Oh yeah, ever had a model with a really big swollen looking knee joint? Consider using two joints for the knee bend, not one. One that sits at the top of the knee, and another that's just above the bottom of the knee bulge in the model.
- Native Maya - involves more precision and locking weights once they're done
Block out each section. Create a low rez of your model, weight everything to the pelvis. The pelvis joint is like your root, it connects to your master controls, and is the base of your spine.
Now I mentioned locking weights... in my experience, maya likes to throw influences around like it's a party. For instance I'd be working on the shoulder weights, and maya reassigns verts to the foot joint. I've found the best way to avoid this in general is just to lock the joints you aren't working on.
From there, you block out each section of the spine. Solid values, either 0 or 1. Nothing blended, just black and white for now. The Chest bone will also have the head, neck, shoulders, arms, hands and fingers weighted to it. Between your spine bones, choose an edgeloop to represent a 50% way mark between the influences and weight it as so. So if I were to photobash a couple of screenshots...
The initial spine blocking would look like this!
This allows you to see if your joints are correctly placed and gauge whether things will blend well and keep their volume.
After you've blocked out your torso, it's up to you whether you proceed blocking down the legs next or move onto the shoulders and neck, but it's the same principle either way. Once things are blocked out and looking good, smoothing it becomes much easier, and most of your thinking is done.

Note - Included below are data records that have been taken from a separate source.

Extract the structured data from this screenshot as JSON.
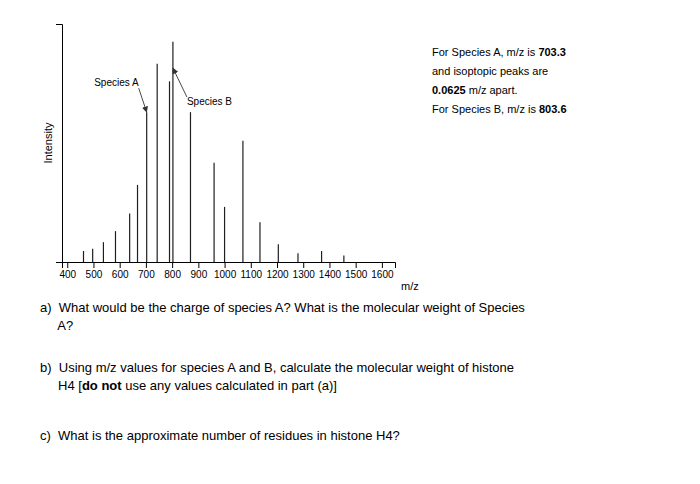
{
  "chart_data": {
    "type": "stem",
    "xlabel": "m/z",
    "ylabel": "Intensity",
    "x": [
      462,
      497,
      538,
      584,
      638,
      668,
      703,
      743,
      790,
      803,
      870,
      960,
      1000,
      1070,
      1135,
      1205,
      1280,
      1370,
      1455
    ],
    "values": [
      0.05,
      0.06,
      0.09,
      0.14,
      0.22,
      0.35,
      0.68,
      0.9,
      0.82,
      1.0,
      0.68,
      0.45,
      0.25,
      0.55,
      0.18,
      0.08,
      0.04,
      0.05,
      0.03
    ],
    "xlim": [
      380,
      1650
    ],
    "ylim": [
      0,
      1.08
    ],
    "xticks": [
      400,
      500,
      600,
      700,
      800,
      900,
      1000,
      1100,
      1200,
      1300,
      1400,
      1500,
      1600
    ],
    "yticks": [],
    "tick_labels": "x",
    "annotations": [
      {
        "text": "Species A",
        "x": 703,
        "y": 0.68
      },
      {
        "text": "Species B",
        "x": 803,
        "y": 0.88
      }
    ]
  },
  "notes": [
    [
      {
        "text": "For Species A, m/z is "
      },
      {
        "text": "703.3",
        "bold": true
      }
    ],
    [
      {
        "text": "and isoptopic peaks are"
      }
    ],
    [
      {
        "text": "0.0625",
        "bold": true
      },
      {
        "text": " m/z apart."
      }
    ],
    [
      {
        "text": "For Species B, m/z is "
      },
      {
        "text": "803.6",
        "bold": true
      }
    ]
  ],
  "questions": [
    [
      [
        {
          "text": "a)  What would be the charge of species A? What is the molecular weight of Species"
        }
      ],
      [
        {
          "text": "     A?"
        }
      ]
    ],
    [
      [
        {
          "text": "b)  Using m/z values for species A and B, calculate the molecular weight of histone"
        }
      ],
      [
        {
          "text": "     H4 ["
        },
        {
          "text": "do not",
          "bold": true
        },
        {
          "text": " use any values calculated in part (a)]"
        }
      ]
    ],
    [
      [
        {
          "text": "c)  What is the approximate number of residues in histone H4?"
        }
      ]
    ]
  ]
}
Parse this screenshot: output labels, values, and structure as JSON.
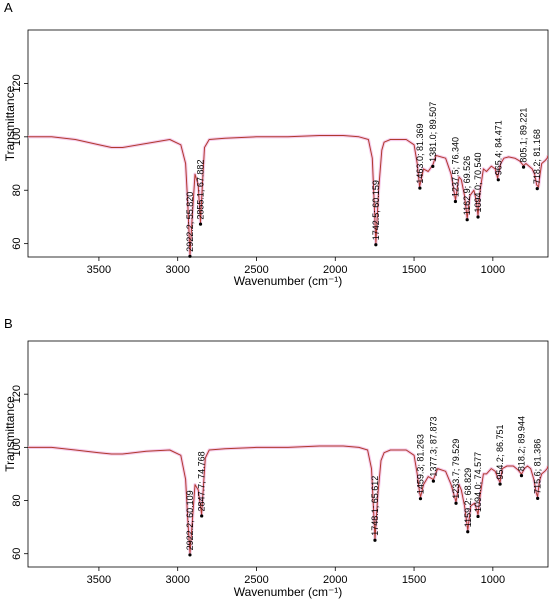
{
  "chart_data": [
    {
      "type": "line",
      "panel_label": "A",
      "xlabel": "Wavenumber (cm⁻¹)",
      "ylabel": "Transmittance",
      "xlim": [
        3950,
        650
      ],
      "ylim": [
        55,
        140
      ],
      "x_ticks": [
        3500,
        3000,
        2500,
        2000,
        1500,
        1000
      ],
      "y_ticks": [
        60,
        80,
        100,
        120
      ],
      "grid": false,
      "legend": "none",
      "line_color": "#b03a2e",
      "band_color": "#f2b8e4",
      "series": [
        {
          "x": [
            3950,
            3800,
            3650,
            3500,
            3420,
            3350,
            3200,
            3050,
            2980,
            2950,
            2935,
            2922,
            2910,
            2890,
            2870,
            2855,
            2845,
            2830,
            2800,
            2700,
            2500,
            2300,
            2100,
            1950,
            1850,
            1790,
            1765,
            1742,
            1725,
            1705,
            1690,
            1650,
            1600,
            1550,
            1500,
            1480,
            1465,
            1455,
            1440,
            1410,
            1381,
            1360,
            1300,
            1265,
            1237,
            1215,
            1200,
            1180,
            1163,
            1145,
            1120,
            1105,
            1094,
            1080,
            1060,
            1040,
            1010,
            985,
            970,
            950,
            930,
            900,
            860,
            830,
            805,
            790,
            770,
            750,
            735,
            722,
            710,
            700,
            690,
            670,
            655,
            650
          ],
          "y": [
            100,
            100,
            99,
            97,
            96,
            96,
            97.5,
            99,
            97,
            90,
            74,
            55.8,
            68,
            86,
            82,
            67.9,
            80,
            96,
            99,
            99.5,
            100,
            100,
            100.5,
            100.5,
            100,
            99,
            92,
            60.2,
            80,
            95,
            98,
            99,
            99,
            99,
            97,
            90,
            81.4,
            84,
            88,
            87,
            89.5,
            93,
            92,
            86,
            76.3,
            85,
            84,
            78,
            69.5,
            78,
            80,
            76,
            70.5,
            80,
            88,
            87,
            89,
            88,
            84.5,
            90,
            92,
            92.5,
            92,
            91,
            89.2,
            90,
            89,
            88,
            86,
            82,
            81.2,
            86,
            90,
            91,
            92,
            93
          ]
        }
      ],
      "peaks": [
        {
          "x": 2922.2,
          "y": 55.82,
          "label": "2922.2; 55.820"
        },
        {
          "x": 2855.1,
          "y": 67.882,
          "label": "2855.1; 67.882"
        },
        {
          "x": 1742.5,
          "y": 60.159,
          "label": "1742.5; 60.159"
        },
        {
          "x": 1463.0,
          "y": 81.369,
          "label": "1463.0; 81.369"
        },
        {
          "x": 1381.0,
          "y": 89.507,
          "label": "1381.0; 89.507"
        },
        {
          "x": 1237.5,
          "y": 76.34,
          "label": "1237.5; 76.340"
        },
        {
          "x": 1162.9,
          "y": 69.526,
          "label": "1162.9; 69.526"
        },
        {
          "x": 1094.0,
          "y": 70.54,
          "label": "1094.0; 70.540"
        },
        {
          "x": 965.4,
          "y": 84.471,
          "label": "965.4; 84.471"
        },
        {
          "x": 805.1,
          "y": 89.221,
          "label": "805.1; 89.221"
        },
        {
          "x": 718.2,
          "y": 81.168,
          "label": "718.2; 81.168"
        }
      ]
    },
    {
      "type": "line",
      "panel_label": "B",
      "xlabel": "Wavenumber (cm⁻¹)",
      "ylabel": "Transmittance",
      "xlim": [
        3950,
        650
      ],
      "ylim": [
        55,
        140
      ],
      "x_ticks": [
        3500,
        3000,
        2500,
        2000,
        1500,
        1000
      ],
      "y_ticks": [
        60,
        80,
        100,
        120
      ],
      "grid": false,
      "legend": "none",
      "line_color": "#b03a2e",
      "band_color": "#f2b8e4",
      "series": [
        {
          "x": [
            3950,
            3800,
            3650,
            3500,
            3420,
            3350,
            3200,
            3050,
            2980,
            2950,
            2935,
            2922,
            2910,
            2890,
            2870,
            2848,
            2838,
            2825,
            2800,
            2700,
            2500,
            2300,
            2100,
            1950,
            1850,
            1795,
            1770,
            1748,
            1730,
            1710,
            1690,
            1650,
            1600,
            1550,
            1500,
            1480,
            1465,
            1459,
            1440,
            1410,
            1377,
            1350,
            1300,
            1265,
            1234,
            1215,
            1200,
            1180,
            1159,
            1140,
            1115,
            1100,
            1094,
            1080,
            1060,
            1040,
            1010,
            985,
            965,
            954,
            940,
            910,
            870,
            840,
            818,
            800,
            780,
            760,
            740,
            725,
            716,
            705,
            690,
            670,
            655,
            650
          ],
          "y": [
            100,
            100,
            99,
            98,
            97.5,
            97.5,
            98.5,
            99,
            97,
            88,
            72,
            60.1,
            70,
            86,
            84,
            74.8,
            84,
            96,
            99,
            99.5,
            100,
            100,
            100.5,
            100.5,
            100,
            99,
            92,
            65.6,
            82,
            95,
            98,
            99,
            99,
            99,
            97,
            90,
            83,
            81.3,
            86,
            89,
            87.9,
            92,
            91,
            86,
            79.5,
            86,
            84,
            78,
            68.8,
            78,
            79,
            76,
            74.6,
            82,
            90,
            90,
            92,
            91,
            88,
            86.8,
            92,
            93,
            93,
            91.5,
            89.9,
            92,
            93,
            92,
            88,
            83,
            81.4,
            87,
            90,
            91,
            92,
            93
          ]
        }
      ],
      "peaks": [
        {
          "x": 2922.2,
          "y": 60.109,
          "label": "2922.2; 60.109"
        },
        {
          "x": 2847.7,
          "y": 74.768,
          "label": "2847.7; 74.768"
        },
        {
          "x": 1748.1,
          "y": 65.612,
          "label": "1748.1; 65.612"
        },
        {
          "x": 1459.3,
          "y": 81.263,
          "label": "1459.3; 81.263"
        },
        {
          "x": 1377.3,
          "y": 87.873,
          "label": "1377.3; 87.873"
        },
        {
          "x": 1233.7,
          "y": 79.529,
          "label": "1233.7; 79.529"
        },
        {
          "x": 1159.2,
          "y": 68.829,
          "label": "1159.2; 68.829"
        },
        {
          "x": 1094.0,
          "y": 74.577,
          "label": "1094.0; 74.577"
        },
        {
          "x": 954.2,
          "y": 86.751,
          "label": "954.2; 86.751"
        },
        {
          "x": 818.2,
          "y": 89.944,
          "label": "818.2; 89.944"
        },
        {
          "x": 715.6,
          "y": 81.386,
          "label": "715.6; 81.386"
        }
      ]
    }
  ]
}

- Download NG Skin Tools - a layer based approach to skinning (there's a free non commercial version of this plugin)
Circling back to smoothing, ng skin tools has a great smoothing brush as well as a relaxing option. Both are great and work with soft selection too!
This plugin has it's own youtube tutorials that show how to use it, so i won't go into too much depth - I'll just explain what I use it for:
- Assigning weights. This has given me fairly accurate results, and goes off whatever is closest to the joint. I use it all the time for joint chains in characters and props, then just relax and smooth the weights with a couple of clicks and them I'm done.
- Layered skinning - Incredibly useful for when you forget to add joints to your animal's ears! Pop your joints in your rig, make sure they're an influence on the geo, go to ng skin tools, create a new layer and just add in your weights. It's a way you can make additions without being destructive with the weights that you've worked so hard on already. If you don't like your addition, you can always delete it! (con - you can't remove weights added in a layer, however each layer has a mask that you can paint and you can remove values there to hide what you don't want in your layer. Think of it as an opacity map)
- A proper smooth brush.
- The relax option for when I'm feeling really lazy
- Exporting and Importing weights. Occasionally things horribly break and you need to transfer your weights over to new models or rigs. This tool has an export/import weights option that saves your weights as .json files. This one has been surprisingly reliable and provided fairly accurate transfers, but also brings it in as another layer, which is good if you want to mask out areas you don't like in the update.